A group of health care and patient advocate organizations have filed a lawsuit attempting to block the regulation expanding short-term plans. Some states, including California and New York, have effectively banned them outright. But at least for now, they remain available in most of the U.S., and at much lower rates than Affordable Care Act-compliant alternatives – more than 50 percent lower on average, according to a study from the Henry J. Kaiser Family Foundation.
The high price of unsubsidized health insurance is a real and pressing problem. Many people who are not eligible for subsidies have a difficult time affording the insurance plans available to them. But buying coverage that doesn’t protect against risk ultimately does consumers no good. While there may be cases where a short-term plan could be appropriate, at a minimum, individuals should exercise extreme caution and consider finding someone with greater expertise to help them decipher the fine print (to the extent information is available to shoppers) before selecting one of these plans. Even if you only intend to protect yourself against catastrophic costs, many of these options fail to achieve that.
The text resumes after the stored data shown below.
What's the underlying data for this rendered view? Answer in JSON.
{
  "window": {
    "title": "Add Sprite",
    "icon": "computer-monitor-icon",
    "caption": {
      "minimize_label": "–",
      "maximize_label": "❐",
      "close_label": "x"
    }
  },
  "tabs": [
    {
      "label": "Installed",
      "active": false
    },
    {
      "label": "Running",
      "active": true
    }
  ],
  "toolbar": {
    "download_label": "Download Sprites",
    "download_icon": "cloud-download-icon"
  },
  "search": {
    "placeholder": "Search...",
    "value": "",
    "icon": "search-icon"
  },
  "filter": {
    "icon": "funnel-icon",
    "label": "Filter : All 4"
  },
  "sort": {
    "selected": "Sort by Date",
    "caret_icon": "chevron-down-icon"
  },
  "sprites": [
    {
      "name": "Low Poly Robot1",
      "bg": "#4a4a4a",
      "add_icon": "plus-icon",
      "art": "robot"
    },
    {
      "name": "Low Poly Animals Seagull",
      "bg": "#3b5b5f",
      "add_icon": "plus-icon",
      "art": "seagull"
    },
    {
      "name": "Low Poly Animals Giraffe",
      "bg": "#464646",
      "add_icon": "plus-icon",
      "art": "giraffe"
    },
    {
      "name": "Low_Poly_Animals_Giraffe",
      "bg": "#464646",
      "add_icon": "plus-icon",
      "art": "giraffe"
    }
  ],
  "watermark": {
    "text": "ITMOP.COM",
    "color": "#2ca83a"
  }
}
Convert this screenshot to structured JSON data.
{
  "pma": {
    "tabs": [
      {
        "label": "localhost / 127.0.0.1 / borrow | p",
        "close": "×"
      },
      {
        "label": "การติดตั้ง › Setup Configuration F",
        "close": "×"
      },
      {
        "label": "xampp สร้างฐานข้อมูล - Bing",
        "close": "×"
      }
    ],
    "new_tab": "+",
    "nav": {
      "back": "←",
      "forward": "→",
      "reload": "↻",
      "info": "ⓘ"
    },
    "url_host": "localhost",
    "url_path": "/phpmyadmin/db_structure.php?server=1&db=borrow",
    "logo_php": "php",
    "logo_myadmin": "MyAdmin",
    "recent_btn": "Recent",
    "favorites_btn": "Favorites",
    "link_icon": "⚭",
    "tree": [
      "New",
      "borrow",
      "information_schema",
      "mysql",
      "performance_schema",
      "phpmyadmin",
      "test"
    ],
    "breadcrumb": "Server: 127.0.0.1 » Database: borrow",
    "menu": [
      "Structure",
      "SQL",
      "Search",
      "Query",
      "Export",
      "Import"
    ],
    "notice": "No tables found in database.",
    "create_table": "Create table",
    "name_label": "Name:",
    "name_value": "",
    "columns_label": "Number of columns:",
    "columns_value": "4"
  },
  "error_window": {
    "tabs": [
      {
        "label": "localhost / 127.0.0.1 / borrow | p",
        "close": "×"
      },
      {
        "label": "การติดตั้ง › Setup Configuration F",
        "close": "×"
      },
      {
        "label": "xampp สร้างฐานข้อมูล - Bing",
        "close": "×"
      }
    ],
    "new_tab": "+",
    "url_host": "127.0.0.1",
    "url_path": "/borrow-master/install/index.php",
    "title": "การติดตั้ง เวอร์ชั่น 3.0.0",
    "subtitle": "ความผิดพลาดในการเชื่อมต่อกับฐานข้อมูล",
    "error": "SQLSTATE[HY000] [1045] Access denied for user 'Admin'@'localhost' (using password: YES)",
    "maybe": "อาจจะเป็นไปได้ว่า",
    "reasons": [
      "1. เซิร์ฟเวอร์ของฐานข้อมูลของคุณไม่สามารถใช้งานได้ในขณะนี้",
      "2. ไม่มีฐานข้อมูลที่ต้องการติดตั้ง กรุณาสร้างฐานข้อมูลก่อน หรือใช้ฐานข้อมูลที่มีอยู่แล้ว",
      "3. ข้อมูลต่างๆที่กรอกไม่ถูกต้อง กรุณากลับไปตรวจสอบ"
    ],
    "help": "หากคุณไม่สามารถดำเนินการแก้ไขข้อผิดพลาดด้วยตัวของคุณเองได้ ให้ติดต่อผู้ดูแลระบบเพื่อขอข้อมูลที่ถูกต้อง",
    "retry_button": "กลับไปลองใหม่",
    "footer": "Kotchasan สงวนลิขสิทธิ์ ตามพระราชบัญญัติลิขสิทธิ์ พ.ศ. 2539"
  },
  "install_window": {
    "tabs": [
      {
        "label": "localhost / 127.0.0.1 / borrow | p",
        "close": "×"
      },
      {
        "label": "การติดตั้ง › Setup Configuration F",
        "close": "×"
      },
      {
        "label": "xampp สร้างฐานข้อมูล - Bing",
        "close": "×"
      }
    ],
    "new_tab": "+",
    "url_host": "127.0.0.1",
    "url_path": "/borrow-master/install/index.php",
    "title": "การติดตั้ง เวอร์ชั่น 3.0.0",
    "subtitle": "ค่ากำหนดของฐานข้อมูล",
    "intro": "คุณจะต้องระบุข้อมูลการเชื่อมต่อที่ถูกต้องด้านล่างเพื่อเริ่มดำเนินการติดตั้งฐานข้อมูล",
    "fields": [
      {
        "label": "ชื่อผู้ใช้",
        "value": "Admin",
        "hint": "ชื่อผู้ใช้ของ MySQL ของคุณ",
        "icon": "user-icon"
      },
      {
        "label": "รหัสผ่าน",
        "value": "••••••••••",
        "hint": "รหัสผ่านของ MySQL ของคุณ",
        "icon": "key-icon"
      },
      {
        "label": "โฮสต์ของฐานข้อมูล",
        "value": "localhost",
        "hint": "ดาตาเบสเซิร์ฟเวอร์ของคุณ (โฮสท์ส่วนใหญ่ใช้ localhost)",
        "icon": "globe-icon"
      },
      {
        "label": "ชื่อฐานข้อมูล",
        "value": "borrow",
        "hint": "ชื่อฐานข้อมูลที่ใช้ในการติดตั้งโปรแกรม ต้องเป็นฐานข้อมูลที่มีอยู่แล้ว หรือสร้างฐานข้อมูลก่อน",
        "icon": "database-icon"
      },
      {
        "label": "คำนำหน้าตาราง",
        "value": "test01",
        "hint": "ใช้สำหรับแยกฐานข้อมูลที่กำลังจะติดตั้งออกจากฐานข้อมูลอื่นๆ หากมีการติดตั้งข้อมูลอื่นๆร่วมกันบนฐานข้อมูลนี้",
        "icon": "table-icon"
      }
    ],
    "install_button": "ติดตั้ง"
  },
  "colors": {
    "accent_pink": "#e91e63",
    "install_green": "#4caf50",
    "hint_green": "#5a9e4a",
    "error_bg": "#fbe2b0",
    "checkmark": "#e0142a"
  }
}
Of course, insurers could roll out new short-term products that provide better terms and are more attractive as a long-term solution in response to the new regulation. Yet my guess is that these plans will not attract enough people to affect the traditional insurance pool. The “young invincibles” who chose not to purchase health insurance at all can continue to do so without any government penalty. Other people may try a short-term plan, quickly have a bad experience, and then decide to either purchase traditional insurance or simply become uninsured.
The health insurance landscape remains a mess, and there are few likely prospects for fixing it in the near future. For now, consumers should remain intensely cautious when considering short-term limited insurance options. Some insurance is a bad deal at any price.